For more than 90 years, Qantas has been moving unique and oddly-sized items around the world, from fragile artwork to live animals, Formula 1 cars and aircraft parts (including engines).
One object that has never been flown until recently? Another plane. Let alone two.
For the first time, Qantas loaded two brand new Jonker JS3 Raptures sailplane gliders into the cargo hold of a passenger Boeing 747-400. With the collaboration of experts, lots of careful coordinating, and a few tight squeezes, the gliders were flown from Johannesburg, South Africa to Sydney, Australia.
The gliders were taken apart in smaller pieces with the fuselage, wings and rudders all packed into specially designed shipping crates.
The Qantas Freight team not only had to calculate if these boxes could fit inside the belly of the 747, but if the seven metres long boxes could fit through the door.
The special crates could swivel 360 degrees (and with a lot of pivoting), slid in well.
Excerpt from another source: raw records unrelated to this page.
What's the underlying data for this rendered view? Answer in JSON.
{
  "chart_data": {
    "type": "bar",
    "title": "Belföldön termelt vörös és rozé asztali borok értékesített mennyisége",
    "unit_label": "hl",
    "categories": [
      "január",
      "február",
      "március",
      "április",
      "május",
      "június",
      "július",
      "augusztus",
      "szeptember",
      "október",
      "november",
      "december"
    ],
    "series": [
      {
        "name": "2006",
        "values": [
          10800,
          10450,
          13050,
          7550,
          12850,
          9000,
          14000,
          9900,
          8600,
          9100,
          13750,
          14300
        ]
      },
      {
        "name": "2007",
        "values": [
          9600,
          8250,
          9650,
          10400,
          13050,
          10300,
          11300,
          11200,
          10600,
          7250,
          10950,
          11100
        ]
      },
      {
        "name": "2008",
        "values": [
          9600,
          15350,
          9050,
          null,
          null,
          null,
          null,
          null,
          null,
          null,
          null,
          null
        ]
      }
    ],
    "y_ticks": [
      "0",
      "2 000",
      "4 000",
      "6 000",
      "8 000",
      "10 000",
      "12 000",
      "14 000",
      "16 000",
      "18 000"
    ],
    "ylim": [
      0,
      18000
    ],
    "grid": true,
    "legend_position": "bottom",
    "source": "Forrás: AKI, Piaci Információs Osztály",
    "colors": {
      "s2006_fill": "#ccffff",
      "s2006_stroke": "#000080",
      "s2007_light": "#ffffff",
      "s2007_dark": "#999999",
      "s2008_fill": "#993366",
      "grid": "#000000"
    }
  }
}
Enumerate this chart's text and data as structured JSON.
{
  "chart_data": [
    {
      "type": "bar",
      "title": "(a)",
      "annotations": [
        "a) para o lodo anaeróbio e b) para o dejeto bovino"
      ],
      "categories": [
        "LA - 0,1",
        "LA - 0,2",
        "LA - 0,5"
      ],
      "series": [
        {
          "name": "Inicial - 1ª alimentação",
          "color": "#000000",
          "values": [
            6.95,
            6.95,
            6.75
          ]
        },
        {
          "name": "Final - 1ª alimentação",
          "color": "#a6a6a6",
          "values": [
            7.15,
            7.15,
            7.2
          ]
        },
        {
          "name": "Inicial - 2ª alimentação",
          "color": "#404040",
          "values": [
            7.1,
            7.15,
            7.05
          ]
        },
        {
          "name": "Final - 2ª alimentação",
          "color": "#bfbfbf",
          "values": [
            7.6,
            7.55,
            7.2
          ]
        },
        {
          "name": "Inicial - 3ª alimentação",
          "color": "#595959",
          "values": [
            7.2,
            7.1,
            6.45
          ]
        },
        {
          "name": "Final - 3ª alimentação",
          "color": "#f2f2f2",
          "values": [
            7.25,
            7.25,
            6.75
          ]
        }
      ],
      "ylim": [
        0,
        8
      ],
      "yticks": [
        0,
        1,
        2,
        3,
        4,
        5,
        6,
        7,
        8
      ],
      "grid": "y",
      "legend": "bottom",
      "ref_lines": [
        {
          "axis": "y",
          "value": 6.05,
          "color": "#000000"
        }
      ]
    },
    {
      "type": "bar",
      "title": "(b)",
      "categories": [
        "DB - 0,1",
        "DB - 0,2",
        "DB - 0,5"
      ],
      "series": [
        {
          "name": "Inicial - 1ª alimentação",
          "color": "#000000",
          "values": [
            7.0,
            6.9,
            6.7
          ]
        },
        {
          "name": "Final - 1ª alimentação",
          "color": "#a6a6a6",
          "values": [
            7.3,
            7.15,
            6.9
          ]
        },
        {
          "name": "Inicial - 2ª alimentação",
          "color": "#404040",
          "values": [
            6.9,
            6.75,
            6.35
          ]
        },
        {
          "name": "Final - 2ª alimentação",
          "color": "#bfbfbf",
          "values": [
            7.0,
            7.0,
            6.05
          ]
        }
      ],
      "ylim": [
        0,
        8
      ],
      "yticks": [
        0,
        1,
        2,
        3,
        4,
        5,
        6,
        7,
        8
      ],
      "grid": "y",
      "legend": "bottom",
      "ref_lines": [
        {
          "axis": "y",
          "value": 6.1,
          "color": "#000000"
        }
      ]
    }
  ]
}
Once the boxes were locked in, there was 100mm of clearance between the top of the boxes and the ceiling of the cargo hold, making it a near perfect fit.
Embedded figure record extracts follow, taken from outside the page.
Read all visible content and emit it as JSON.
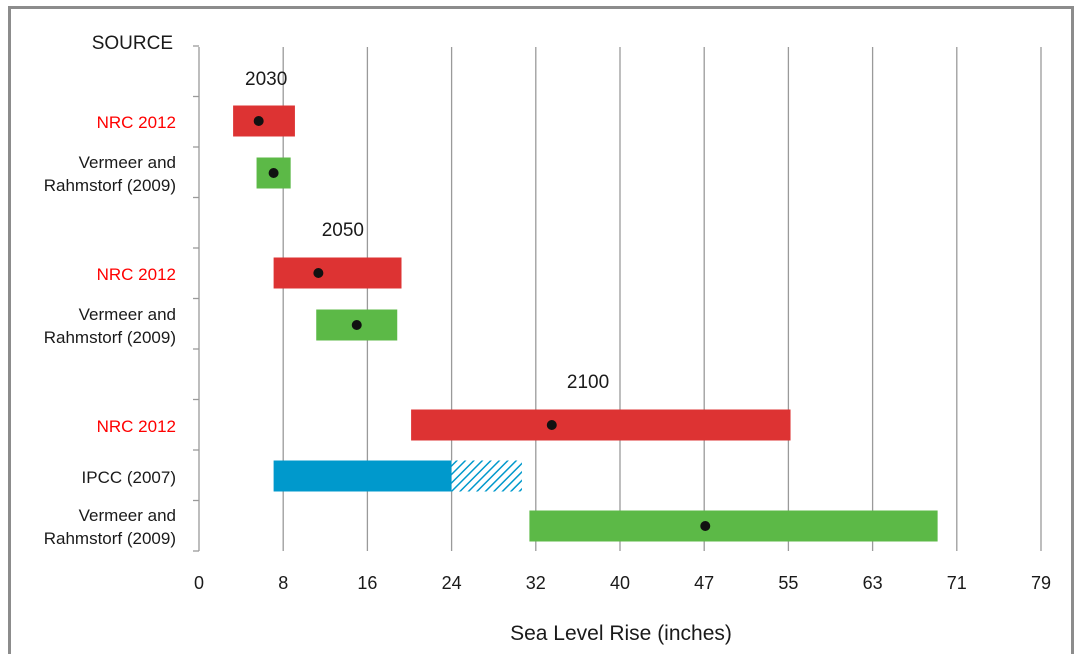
{
  "chart_data": {
    "type": "bar",
    "orientation": "horizontal-range",
    "source_header": "SOURCE",
    "xlabel": "Sea Level Rise (inches)",
    "x_ticks": [
      "0",
      "8",
      "16",
      "24",
      "32",
      "40",
      "47",
      "55",
      "63",
      "71",
      "79"
    ],
    "xlim": [
      0,
      79
    ],
    "grid": "vertical",
    "year_labels": [
      {
        "text": "2030",
        "at_x": 6.3
      },
      {
        "text": "2050",
        "at_x": 13.5
      },
      {
        "text": "2100",
        "at_x": 36.5
      }
    ],
    "rows": [
      {
        "group": "2030",
        "source": "NRC 2012",
        "source_color": "#ff0000",
        "min": 3.2,
        "max": 9.0,
        "central": 5.6,
        "color": "#dd3333"
      },
      {
        "group": "2030",
        "source": "Vermeer and Rahmstorf (2009)",
        "source_color": "#1a1a1a",
        "min": 5.4,
        "max": 8.6,
        "central": 7.0,
        "color": "#5cb947"
      },
      {
        "group": "2050",
        "source": "NRC 2012",
        "source_color": "#ff0000",
        "min": 7.0,
        "max": 19.0,
        "central": 11.2,
        "color": "#dd3333"
      },
      {
        "group": "2050",
        "source": "Vermeer and Rahmstorf (2009)",
        "source_color": "#1a1a1a",
        "min": 11.0,
        "max": 18.6,
        "central": 14.8,
        "color": "#5cb947"
      },
      {
        "group": "2100",
        "source": "NRC 2012",
        "source_color": "#ff0000",
        "min": 19.9,
        "max": 55.5,
        "central": 33.1,
        "color": "#dd3333"
      },
      {
        "group": "2100",
        "source": "IPCC (2007)",
        "source_color": "#1a1a1a",
        "min": 7.0,
        "max": 23.7,
        "extended_max": 30.3,
        "color": "#0099cc"
      },
      {
        "group": "2100",
        "source": "Vermeer and Rahmstorf (2009)",
        "source_color": "#1a1a1a",
        "min": 31.0,
        "max": 69.3,
        "central": 47.5,
        "color": "#5cb947"
      }
    ]
  }
}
After landing safely in Sydney, the gliders made their way onward for their debut at the FAI World Gliding Championship in Benalla, Victoria.
Gliders usually travel large distances by sea, but due to timing constraints, Qantas worked closely with Jonker through the challenging logistics to deliver the gliders on time so they could compete in the World Gliding Championships.
Before these gliders even competed in Melbourne, they had broken an altitude, distance, speed and endurance record, having ‘flown’ (in a B747) from Johannesburg to Sydney.